I was raised in an uber strict big Irish Catholic family. (Was that redundant?) I can remember sitting in class preparing for my First Communion and thinking...uh oh....I'm not getting this....and everyone else looks like they are. Yikes. My little-kid questions were not respected or answered adequately. I learned to shut up and put up. The AHA moment was when I finally found out that there were other people who did not believe in god. I was a young adult when that happened. Interestingly, my older brother and I were on the exact same page the entire time but we never talked about it until we were in our 50's. I let my two boys make their own decisions....one is atheist and the other is on the fence agnostic/atheist. By the way, I love R. Reagan's 'I am an unabashed atheist who isn't afraid to rot in hell". I hope that kids being raised with no voice see that commercial and find some support in it.

3

My moment would be very similar to if one of you had a conversation with Travolta or Cruise regarding their faith. I buzzed the nurses to remove some crazy lady from my room after I came out of a coma at the age of 6. She wound up being the hospital's chaplain.

3

There was no "a ha" moment. It was a graduaal realization beginning at about age 15 through about age 19..

3

Seeing how full of crap and self righteous religious people are. The are full of religion yet have 0 morals.

3

I always questioned faith from as early as I can remember so haven't really had an a-ha! moment but I think the moment that crossed the T's and dotted the I's was 9/11.

3

For me, it is the key word is 'Righteous'. They all want to be 'Righteous', which is fair enough, but are they actually 'Righteous' or merely 'Self Righteous ??'

3

No "ah ha" moment over religion for me as I was a skeptic even as a child.

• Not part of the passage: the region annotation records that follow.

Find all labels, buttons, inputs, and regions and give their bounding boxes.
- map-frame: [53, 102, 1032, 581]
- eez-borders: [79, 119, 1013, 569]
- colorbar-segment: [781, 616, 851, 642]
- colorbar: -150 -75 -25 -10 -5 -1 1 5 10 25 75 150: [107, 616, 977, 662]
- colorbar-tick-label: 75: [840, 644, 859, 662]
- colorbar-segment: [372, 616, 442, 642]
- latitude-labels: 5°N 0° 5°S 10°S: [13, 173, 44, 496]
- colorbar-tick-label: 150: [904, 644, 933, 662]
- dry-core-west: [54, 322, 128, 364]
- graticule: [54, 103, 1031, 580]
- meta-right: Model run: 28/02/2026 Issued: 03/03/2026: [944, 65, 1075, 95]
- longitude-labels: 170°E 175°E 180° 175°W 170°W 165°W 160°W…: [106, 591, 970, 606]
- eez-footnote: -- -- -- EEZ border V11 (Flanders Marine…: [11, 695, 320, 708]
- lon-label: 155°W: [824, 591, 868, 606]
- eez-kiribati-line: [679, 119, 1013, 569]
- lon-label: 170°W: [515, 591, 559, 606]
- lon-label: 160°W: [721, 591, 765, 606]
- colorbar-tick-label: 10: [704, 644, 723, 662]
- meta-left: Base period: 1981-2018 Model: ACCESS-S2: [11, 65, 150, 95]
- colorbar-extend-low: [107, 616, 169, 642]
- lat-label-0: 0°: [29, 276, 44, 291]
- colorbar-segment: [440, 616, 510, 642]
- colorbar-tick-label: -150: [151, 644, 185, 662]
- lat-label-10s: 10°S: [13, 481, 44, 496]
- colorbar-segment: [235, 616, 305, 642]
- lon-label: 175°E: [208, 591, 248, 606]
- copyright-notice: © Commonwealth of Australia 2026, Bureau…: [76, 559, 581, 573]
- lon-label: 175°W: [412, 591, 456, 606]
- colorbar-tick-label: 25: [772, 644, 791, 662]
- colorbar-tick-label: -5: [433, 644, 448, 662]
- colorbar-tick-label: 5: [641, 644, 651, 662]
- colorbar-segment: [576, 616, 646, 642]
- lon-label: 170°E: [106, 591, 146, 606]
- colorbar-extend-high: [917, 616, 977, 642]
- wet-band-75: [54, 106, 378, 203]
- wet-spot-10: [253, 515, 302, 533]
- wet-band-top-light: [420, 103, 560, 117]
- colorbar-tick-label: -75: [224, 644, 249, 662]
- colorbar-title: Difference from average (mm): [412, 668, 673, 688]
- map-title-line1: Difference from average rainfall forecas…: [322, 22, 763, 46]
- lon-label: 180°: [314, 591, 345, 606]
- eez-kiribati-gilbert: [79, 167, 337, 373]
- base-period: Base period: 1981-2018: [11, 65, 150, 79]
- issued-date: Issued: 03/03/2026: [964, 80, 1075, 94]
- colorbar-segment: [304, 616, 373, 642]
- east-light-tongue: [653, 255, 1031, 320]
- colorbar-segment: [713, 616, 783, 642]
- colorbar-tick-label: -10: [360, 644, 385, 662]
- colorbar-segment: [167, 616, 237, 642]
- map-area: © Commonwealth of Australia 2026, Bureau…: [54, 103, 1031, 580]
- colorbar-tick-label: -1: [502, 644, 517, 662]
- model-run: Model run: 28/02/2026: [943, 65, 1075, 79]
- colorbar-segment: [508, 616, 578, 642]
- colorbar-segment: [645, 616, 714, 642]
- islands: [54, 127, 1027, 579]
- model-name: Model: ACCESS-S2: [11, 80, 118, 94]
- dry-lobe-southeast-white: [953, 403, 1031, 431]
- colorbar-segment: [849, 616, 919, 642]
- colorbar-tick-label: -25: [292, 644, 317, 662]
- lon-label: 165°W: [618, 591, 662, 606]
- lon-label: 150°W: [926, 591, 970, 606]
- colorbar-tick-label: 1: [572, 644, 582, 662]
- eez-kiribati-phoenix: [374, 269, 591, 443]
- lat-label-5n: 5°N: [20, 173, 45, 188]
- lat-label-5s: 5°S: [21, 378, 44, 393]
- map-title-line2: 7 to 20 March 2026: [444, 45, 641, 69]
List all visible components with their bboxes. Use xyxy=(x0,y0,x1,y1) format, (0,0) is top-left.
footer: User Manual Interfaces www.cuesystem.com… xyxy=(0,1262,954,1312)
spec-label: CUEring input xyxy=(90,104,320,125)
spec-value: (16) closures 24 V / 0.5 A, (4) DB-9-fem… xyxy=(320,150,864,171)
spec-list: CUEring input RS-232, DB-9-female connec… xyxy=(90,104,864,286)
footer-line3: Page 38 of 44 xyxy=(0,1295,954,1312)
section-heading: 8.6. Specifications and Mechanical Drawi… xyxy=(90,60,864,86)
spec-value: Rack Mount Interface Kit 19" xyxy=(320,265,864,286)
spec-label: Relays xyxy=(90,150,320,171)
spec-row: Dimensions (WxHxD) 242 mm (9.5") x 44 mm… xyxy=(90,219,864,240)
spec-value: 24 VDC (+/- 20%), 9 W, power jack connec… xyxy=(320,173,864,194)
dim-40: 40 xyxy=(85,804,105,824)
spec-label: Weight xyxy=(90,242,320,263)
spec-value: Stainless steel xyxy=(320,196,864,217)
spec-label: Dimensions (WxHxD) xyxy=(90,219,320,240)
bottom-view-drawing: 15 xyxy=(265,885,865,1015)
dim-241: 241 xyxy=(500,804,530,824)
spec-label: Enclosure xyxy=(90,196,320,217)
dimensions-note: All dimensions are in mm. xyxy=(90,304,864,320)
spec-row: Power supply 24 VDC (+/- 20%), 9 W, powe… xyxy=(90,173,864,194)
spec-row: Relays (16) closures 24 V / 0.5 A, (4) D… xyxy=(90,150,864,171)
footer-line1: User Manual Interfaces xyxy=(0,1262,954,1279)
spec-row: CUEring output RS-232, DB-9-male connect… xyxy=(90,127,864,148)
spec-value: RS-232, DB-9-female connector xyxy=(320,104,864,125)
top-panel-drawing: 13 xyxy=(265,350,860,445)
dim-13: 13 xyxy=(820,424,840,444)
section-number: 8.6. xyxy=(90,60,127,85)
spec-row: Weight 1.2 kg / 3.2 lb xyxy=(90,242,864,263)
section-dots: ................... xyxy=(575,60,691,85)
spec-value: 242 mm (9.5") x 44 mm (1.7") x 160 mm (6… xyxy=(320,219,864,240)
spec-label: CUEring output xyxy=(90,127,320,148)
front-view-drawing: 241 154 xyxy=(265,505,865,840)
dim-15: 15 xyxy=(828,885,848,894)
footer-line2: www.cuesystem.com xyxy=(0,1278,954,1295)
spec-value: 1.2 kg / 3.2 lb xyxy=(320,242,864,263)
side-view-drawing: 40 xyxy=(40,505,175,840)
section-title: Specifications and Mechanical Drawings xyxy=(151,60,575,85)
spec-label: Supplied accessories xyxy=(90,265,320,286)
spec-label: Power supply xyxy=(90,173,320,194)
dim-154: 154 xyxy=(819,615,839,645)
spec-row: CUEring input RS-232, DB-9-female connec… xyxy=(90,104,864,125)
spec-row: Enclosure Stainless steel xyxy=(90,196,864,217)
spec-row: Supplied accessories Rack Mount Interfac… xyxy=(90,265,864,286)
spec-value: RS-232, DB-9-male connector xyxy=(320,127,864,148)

I did sort of have one over supernatural phenomenon when I read a book about pyramid power and it dawned on my just how stupid it all was. I subscribed to Skeptic Magazine and never looked back.[skeptic.com]

3

My nature has been to question everything, so I was already edgy at a very young age when I stumbled on the book "Why I am NOT a Christian" by Bertrand Russell. I read it with lively interest without even knowing who Bertran Russell was at the time. The rest is history, I have been guilt free pretty much my whole life thanks to that book.